Figure 3.

Depletion of ependymal-specific glutamylases and glycylases induces different ciliary phenotypes in ependymal cells. (A) Flow scheme of the experimental paradigm of all siRNA experiments. (B) Analysis of multiciliated ependymal cells after siRNA. Cilia were co-labeled in fixed cells for polyglutamylation (polyE) and monoglycylation (TAP952). Bars, 10 µm. (C) Quantification of the relative numbers of multiciliated ependymal cells in areas with high cell density after siRNA treatment. The total number of cells (nuclei, DAPI) was related to the number of multiciliated cells polyE/TAP952 (B). Three independent experiments with more than 1,000 cells were analyzed, and controls (scramble siRNA) were set as 100%. Error bars represent SEM. After one-way ANOVA with Tukey’s post-hoc analysis, differences with P < 0.05 (*) were considered significant. (D) Image sequence of beating cilia after treatment with siRNA (A; 15 d), and labeling with Tubulin Tracker green.
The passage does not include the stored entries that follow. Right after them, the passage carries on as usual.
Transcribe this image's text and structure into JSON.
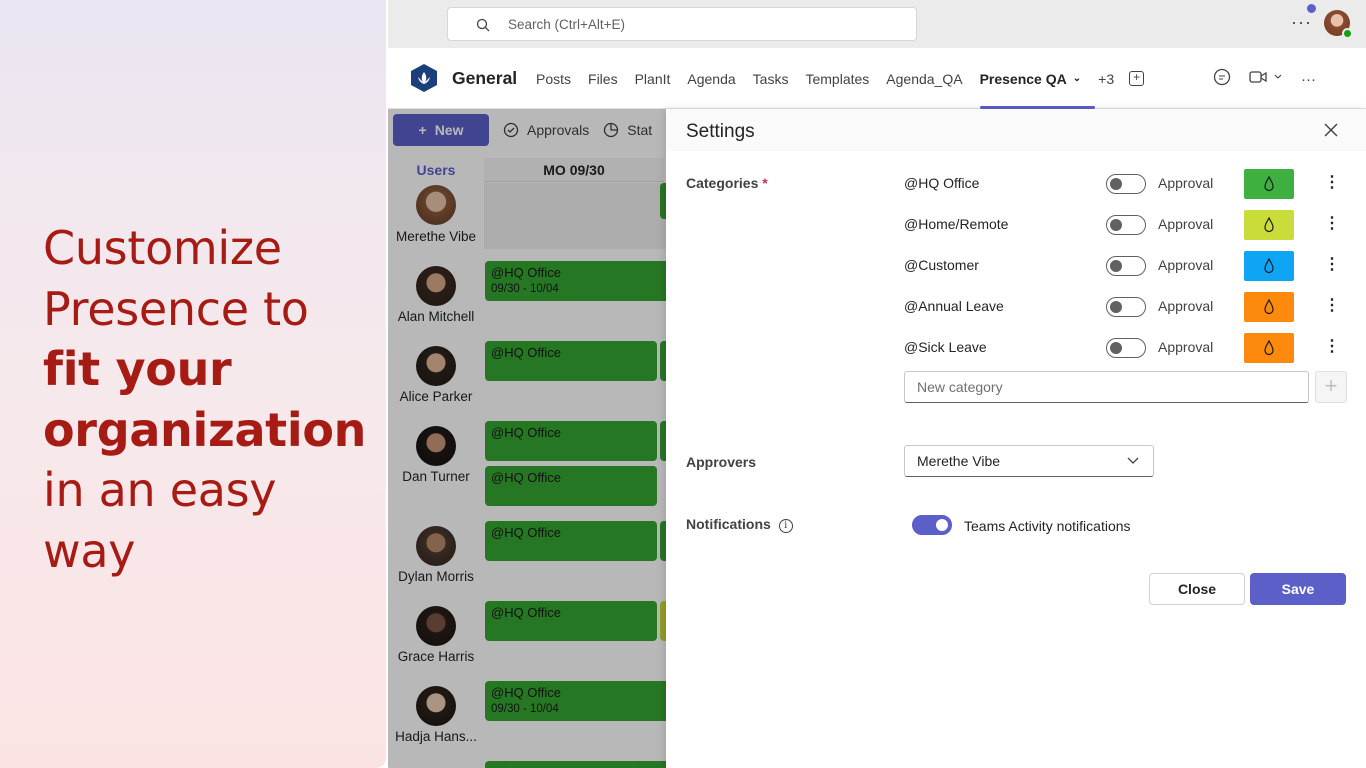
{
  "promo": {
    "line1": "Customize",
    "line2": "Presence to",
    "line3": "fit your",
    "line4": "organization",
    "line5": "in an easy",
    "line6": "way"
  },
  "topbar": {
    "search_placeholder": "Search (Ctrl+Alt+E)",
    "more": "···"
  },
  "channel": {
    "name": "General",
    "tabs": [
      "Posts",
      "Files",
      "PlanIt",
      "Agenda",
      "Tasks",
      "Templates",
      "Agenda_QA",
      "Presence QA"
    ],
    "overflow": "+3",
    "active_tab": "Presence QA"
  },
  "toolbar": {
    "new_label": "New",
    "approvals_label": "Approvals",
    "stats_label": "Stat"
  },
  "grid": {
    "users_header": "Users",
    "day_header": "MO 09/30",
    "users": [
      {
        "name": "Merethe Vibe",
        "booking": "",
        "dates": ""
      },
      {
        "name": "Alan Mitchell",
        "booking": "@HQ Office",
        "dates": "09/30 - 10/04"
      },
      {
        "name": "Alice Parker",
        "booking": "@HQ Office",
        "dates": ""
      },
      {
        "name": "Dan Turner",
        "booking": "@HQ Office",
        "booking_second": "@HQ Office",
        "dates": ""
      },
      {
        "name": "Dylan Morris",
        "booking": "@HQ Office",
        "dates": ""
      },
      {
        "name": "Grace Harris",
        "booking": "@HQ Office",
        "dates": ""
      },
      {
        "name": "Hadja Hans...",
        "booking": "@HQ Office",
        "dates": "09/30 - 10/04"
      }
    ]
  },
  "settings": {
    "title": "Settings",
    "categories_label": "Categories",
    "required_mark": "*",
    "categories": [
      {
        "name": "@HQ Office",
        "approval_label": "Approval",
        "approval_on": false,
        "color": "#3eb040"
      },
      {
        "name": "@Home/Remote",
        "approval_label": "Approval",
        "approval_on": false,
        "color": "#cadc3a"
      },
      {
        "name": "@Customer",
        "approval_label": "Approval",
        "approval_on": false,
        "color": "#0ea5f5"
      },
      {
        "name": "@Annual Leave",
        "approval_label": "Approval",
        "approval_on": false,
        "color": "#fd8a0c"
      },
      {
        "name": "@Sick Leave",
        "approval_label": "Approval",
        "approval_on": false,
        "color": "#fd8a0c"
      }
    ],
    "new_category_placeholder": "New category",
    "approvers_label": "Approvers",
    "approvers_value": "Merethe Vibe",
    "notifications_label": "Notifications",
    "notifications_text": "Teams Activity notifications",
    "notifications_on": true,
    "close_label": "Close",
    "save_label": "Save"
  },
  "colors": {
    "accent": "#5b5fc7",
    "promo_text": "#a61b13",
    "booking_green": "#35a633"
  }
}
Ciliary beating was recorded at 120 frames per second (frame series of 75 ms; Videos 1 and 2). Bar, 10 µm. (E) Schematic representation of ciliary beating with the region of interest (green box) used for measurements. (F) Beating frequency distribution obtained by Fourier transformation of the beating frequency recording (E) of the cilia shown in D. (G) Box plot of the distribution of ciliary beating frequencies after siRNA (A). For each siRNA, three independent experiments, each with more than 25 cells, were recorded. Error bars show SEM; P < 10⁻⁶ (***) in Fisher variance test was considered significant. (H) The length of motile cilia after siRNA treatment measured on fixed cells (B) showed no difference between scramble and TTLL6 siRNA (Welch’s t test).